L’André Maltère de l’Ennemi des Lois est une de ces « intelligences aussi pleinement affranchies des préventions de la misère que des préjugés de l’école de droit ou de l’école polytechnique[1] » Préventions de la misère et préjugés d’école sont les deux périls qui, pour M. Barrès, guettent les bacheliers selon qu’ils sont pauvres ou riches. Mais enfin il n’y a pas de société sans certaines préventions de la misère qui donnent une conscience à ses classes, à ses ordres, ni surtout sans des préjugés professionnels qui sont généralement nécessaires au bon exercice des professions. Les professions qui excluent le spécialisme sont celles-là même où sont entraînés les déracinée : celle de l’avocat et celle de l’homme de lettres, entre lesquelles flotte le genre mixte du journalisme. La prépondérance de ces trois états n’est-elle pas dans un pays plus dangereuse que celle du spécialiste, du technicien ?
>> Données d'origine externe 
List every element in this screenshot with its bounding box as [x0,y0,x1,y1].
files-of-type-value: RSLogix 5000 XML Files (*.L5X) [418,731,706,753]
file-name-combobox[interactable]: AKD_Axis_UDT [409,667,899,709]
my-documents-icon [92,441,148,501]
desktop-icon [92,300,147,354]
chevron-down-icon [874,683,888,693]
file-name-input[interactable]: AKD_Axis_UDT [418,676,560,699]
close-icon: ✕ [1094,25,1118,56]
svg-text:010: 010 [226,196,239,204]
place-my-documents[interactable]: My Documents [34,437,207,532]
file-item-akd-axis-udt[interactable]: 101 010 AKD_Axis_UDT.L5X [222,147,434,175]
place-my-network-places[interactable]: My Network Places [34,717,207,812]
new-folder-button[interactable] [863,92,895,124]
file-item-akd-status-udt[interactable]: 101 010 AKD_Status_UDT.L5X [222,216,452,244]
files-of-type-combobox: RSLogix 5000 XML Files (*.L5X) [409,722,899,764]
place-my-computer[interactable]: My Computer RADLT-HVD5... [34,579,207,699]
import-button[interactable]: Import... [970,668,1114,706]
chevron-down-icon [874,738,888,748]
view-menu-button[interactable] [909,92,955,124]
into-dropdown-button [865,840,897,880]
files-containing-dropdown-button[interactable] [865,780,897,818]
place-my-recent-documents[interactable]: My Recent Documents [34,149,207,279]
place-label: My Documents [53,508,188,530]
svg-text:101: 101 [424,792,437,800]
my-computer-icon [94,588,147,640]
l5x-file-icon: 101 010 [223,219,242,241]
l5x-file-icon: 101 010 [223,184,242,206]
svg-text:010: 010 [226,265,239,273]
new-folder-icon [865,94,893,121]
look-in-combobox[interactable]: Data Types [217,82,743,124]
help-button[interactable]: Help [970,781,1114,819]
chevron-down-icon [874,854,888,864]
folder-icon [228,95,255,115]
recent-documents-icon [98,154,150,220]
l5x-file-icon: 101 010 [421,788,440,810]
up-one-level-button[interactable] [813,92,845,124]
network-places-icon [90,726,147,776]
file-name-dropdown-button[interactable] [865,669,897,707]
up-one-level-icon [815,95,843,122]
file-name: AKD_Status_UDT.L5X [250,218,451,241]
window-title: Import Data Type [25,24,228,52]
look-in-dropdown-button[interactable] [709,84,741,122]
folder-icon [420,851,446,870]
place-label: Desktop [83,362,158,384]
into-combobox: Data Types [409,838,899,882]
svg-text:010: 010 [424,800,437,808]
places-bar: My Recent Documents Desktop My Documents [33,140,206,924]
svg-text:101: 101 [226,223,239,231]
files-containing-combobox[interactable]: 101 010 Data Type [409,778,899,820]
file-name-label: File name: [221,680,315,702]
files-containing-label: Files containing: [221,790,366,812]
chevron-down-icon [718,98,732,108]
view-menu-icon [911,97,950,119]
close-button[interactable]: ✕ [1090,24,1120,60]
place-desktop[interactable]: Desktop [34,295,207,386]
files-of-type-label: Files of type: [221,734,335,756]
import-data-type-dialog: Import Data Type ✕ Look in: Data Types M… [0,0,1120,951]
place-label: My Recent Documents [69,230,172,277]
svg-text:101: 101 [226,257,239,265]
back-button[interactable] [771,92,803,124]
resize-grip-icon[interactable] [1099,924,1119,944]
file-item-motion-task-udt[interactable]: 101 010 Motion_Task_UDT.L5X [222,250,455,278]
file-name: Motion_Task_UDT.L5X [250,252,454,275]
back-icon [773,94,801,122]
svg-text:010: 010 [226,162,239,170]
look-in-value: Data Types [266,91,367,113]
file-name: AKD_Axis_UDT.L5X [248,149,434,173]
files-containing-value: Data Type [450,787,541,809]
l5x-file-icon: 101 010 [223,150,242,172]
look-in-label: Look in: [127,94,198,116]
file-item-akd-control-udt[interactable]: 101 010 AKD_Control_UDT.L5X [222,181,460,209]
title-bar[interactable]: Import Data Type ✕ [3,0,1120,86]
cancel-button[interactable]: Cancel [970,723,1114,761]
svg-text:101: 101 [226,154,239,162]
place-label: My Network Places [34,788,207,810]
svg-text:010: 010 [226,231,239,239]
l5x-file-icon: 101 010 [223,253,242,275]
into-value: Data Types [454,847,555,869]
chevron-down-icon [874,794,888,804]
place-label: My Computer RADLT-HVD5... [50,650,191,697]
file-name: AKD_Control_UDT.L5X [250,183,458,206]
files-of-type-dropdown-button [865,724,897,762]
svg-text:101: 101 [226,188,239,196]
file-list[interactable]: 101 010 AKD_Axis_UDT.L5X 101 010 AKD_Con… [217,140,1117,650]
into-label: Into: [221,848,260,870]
Bien que sur sept destinées il y en ait au moins trois réussies (celles de Rœmerspacher, de Saint-Phlin, de Suret-Lefort), les Déracinés sont le roman d’un échec, d’un malaise. La France dissociée et décérébrée, telle que la lecture de Taine et l’expérience de la vie l’ont révélée à M. Barrès, appartient à son église militante et même à son église souffrante. L’église triomphante par rapport à laquelle elle est conçue, s’exprimerait assez bien dans ces lignes : « Pour chaque individu, la vérité c’est son innéité jouant avec aisance dans une discipline collective[2]. » Au souterrain enchevêtré et comprimé des Déracinés, s’oppose la flèche, aérienne et baignée dans le bleu, des Amitiés Françaises, leur contre-partie ou, mieux, leur conclusion. Évidemment, on ne saurait reprocher à M. Barrès de n’avoir pas écrit quoi que ce soit d’autre que le livre délicieux des Amitiés, ni élu pour grouper autour de lui ces amitiés de la nature et de l’histoire un autre héros que le jeune Philippe. On me permettra cependant de regretter, d’un

  1. L’Ennemi des Lois, p. 7.
  2. Scènes et Doctrines, p. 190.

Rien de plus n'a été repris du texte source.